Wiig and Hader play siblings who lost their father to suicide when they were in their teens, and then their mother to a New Age cult and new family unit. Despite living opposing lives on opposite ends of the U.S. for the last ten years – Wiig is a straight, married dental hygienist living in New York and Hader is a gay, single unemployed actor living in Los Angeles – both are suffering from parallel bouts of depression and suicidal tendencies, unbeknownst to the other. The two are reunited by Hader’s botched suicide attempt, and thus begins their reunion as adults.
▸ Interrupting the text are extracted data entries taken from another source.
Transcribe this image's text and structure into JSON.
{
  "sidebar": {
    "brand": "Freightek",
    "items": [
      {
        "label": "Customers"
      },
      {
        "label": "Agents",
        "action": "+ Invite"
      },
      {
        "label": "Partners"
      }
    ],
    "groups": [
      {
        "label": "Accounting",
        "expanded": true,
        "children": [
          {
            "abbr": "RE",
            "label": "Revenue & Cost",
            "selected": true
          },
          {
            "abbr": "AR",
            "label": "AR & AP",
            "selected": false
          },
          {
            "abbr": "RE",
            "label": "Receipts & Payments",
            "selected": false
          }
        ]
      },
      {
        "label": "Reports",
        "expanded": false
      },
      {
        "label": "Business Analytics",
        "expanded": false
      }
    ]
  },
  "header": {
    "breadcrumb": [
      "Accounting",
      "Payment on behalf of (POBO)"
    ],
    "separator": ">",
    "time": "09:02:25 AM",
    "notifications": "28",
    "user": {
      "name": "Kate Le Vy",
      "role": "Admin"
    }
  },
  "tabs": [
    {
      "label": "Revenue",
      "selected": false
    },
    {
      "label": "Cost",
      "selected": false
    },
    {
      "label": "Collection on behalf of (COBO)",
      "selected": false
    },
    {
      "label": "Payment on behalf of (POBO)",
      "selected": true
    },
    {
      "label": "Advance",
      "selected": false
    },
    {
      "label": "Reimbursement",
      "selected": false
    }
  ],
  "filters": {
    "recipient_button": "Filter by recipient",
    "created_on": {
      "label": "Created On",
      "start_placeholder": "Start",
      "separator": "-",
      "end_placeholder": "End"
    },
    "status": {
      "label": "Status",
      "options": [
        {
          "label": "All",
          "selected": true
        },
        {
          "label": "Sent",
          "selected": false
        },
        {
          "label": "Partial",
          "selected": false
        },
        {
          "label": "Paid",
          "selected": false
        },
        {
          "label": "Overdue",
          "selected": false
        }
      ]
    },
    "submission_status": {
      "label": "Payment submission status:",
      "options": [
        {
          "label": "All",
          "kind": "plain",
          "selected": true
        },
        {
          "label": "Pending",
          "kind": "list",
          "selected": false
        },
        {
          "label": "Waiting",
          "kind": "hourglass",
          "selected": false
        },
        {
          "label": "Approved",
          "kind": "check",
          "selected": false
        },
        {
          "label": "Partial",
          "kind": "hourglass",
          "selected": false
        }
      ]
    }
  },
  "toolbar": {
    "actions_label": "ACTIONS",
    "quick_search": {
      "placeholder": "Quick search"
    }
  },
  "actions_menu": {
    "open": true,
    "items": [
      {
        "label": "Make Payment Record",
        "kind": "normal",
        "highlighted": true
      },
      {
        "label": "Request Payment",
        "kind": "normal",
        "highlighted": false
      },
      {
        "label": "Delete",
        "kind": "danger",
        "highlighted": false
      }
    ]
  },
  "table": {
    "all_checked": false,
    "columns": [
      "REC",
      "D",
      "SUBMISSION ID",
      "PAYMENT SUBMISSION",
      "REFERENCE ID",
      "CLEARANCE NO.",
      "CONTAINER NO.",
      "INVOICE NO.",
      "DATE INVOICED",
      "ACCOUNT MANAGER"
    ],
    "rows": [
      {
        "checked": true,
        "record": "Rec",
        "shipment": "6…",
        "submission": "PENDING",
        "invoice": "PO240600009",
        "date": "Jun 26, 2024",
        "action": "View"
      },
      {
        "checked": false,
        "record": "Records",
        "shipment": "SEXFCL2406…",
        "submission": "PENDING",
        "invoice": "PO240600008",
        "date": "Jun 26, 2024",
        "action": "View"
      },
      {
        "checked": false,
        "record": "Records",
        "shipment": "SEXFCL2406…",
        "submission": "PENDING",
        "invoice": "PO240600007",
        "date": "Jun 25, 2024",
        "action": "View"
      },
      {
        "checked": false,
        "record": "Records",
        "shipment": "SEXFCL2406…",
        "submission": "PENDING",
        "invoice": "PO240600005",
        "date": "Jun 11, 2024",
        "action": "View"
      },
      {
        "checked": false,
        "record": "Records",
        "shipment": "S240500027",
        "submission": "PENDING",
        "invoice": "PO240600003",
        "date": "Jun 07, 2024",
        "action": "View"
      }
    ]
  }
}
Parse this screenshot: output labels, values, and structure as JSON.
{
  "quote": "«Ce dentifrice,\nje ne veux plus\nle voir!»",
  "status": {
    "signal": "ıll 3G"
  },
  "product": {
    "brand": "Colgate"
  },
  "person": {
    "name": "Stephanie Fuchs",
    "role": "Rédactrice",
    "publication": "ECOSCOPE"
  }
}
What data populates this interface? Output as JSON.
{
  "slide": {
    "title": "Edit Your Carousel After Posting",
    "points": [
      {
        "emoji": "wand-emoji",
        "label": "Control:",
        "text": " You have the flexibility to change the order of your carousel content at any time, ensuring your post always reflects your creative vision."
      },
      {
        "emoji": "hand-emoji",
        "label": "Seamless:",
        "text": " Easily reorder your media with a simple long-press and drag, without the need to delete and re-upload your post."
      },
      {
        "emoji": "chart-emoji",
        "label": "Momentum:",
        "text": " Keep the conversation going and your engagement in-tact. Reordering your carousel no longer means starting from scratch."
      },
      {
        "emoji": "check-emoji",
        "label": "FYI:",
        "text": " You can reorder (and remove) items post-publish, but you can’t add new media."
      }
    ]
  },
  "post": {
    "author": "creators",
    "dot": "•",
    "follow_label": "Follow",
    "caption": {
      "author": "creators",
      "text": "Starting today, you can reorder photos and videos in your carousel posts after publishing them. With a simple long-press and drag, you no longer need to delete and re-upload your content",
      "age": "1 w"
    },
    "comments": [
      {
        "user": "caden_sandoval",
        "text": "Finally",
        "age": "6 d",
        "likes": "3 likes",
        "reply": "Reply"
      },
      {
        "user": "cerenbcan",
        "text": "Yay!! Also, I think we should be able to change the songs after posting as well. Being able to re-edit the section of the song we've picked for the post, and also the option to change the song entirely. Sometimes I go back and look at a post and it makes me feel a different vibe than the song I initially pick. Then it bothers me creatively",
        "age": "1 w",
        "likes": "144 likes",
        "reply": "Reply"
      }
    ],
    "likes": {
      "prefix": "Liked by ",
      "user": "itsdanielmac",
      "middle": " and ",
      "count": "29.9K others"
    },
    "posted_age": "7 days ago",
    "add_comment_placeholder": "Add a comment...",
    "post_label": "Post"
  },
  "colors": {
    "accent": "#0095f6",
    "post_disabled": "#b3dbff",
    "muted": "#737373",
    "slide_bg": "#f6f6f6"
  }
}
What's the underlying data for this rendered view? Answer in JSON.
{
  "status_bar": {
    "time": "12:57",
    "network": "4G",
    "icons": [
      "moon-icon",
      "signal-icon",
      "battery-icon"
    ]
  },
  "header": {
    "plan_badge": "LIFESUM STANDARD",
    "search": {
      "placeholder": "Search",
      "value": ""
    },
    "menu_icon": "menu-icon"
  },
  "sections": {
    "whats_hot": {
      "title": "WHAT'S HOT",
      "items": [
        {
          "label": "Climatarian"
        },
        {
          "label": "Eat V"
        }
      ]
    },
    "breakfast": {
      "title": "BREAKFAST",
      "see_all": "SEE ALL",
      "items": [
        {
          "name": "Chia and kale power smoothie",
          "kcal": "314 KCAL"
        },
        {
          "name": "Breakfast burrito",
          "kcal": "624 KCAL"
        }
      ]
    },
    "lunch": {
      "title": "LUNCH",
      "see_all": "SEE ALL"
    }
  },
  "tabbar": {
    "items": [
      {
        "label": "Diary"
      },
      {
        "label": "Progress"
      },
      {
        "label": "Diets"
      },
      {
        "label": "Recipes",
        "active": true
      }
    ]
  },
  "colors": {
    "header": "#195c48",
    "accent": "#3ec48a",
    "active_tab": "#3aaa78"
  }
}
The casting of two comedians turns out to be the ingenious solution of tackling such sensitive subject matter in a way that is compassionate and realistic. The siblings don’t drag each other down, or revel in the company of the other’s misery. Instead, our protagonists buoy each other up with their empathy and morbid humor, as well as lots of inebriation and some ’80s karaoke.
The film is directed and written by Craig Johnson in collaboration with co-writer Mark Heyman. Heyman’s involvement comes as little surprise considering the treatment of themes of mental illness in the 2010 movie Black Swan, which he also co-wrote.
In less capable hands, The Skeleton Twins could easily have been the equivalent of a cheesy PSA or a spiralling nose-dive into a pit of despair and gloom. But the film doesn’t dwell on questions of genetics or familial resentment. Instead, it centres on the complex lives and feelings of Wiig and Hader in a sort of late coming-of-age slash early-mid-life crisis scenario that manifests in a head on collision with mental illness.
As someone who has dealt closely with depression, Hollywood tropes in tackling of the subject can be irksome at best. But in The Skeleton Twins there are none of the stereotypical dichotomies of helpless and savior, good and bad, or right and wrong – there isn’t even a single psychiatrist’s office scene. The characters are not handled with kid gloves nor judged for their humanism and self-destructive choices. There is no hidden agenda or strong message, and no neat conclusion. Which is why this is the perfect movie to see with a sibling or close friend on a bright day, followed by a long walk around the seawall and a good conversation.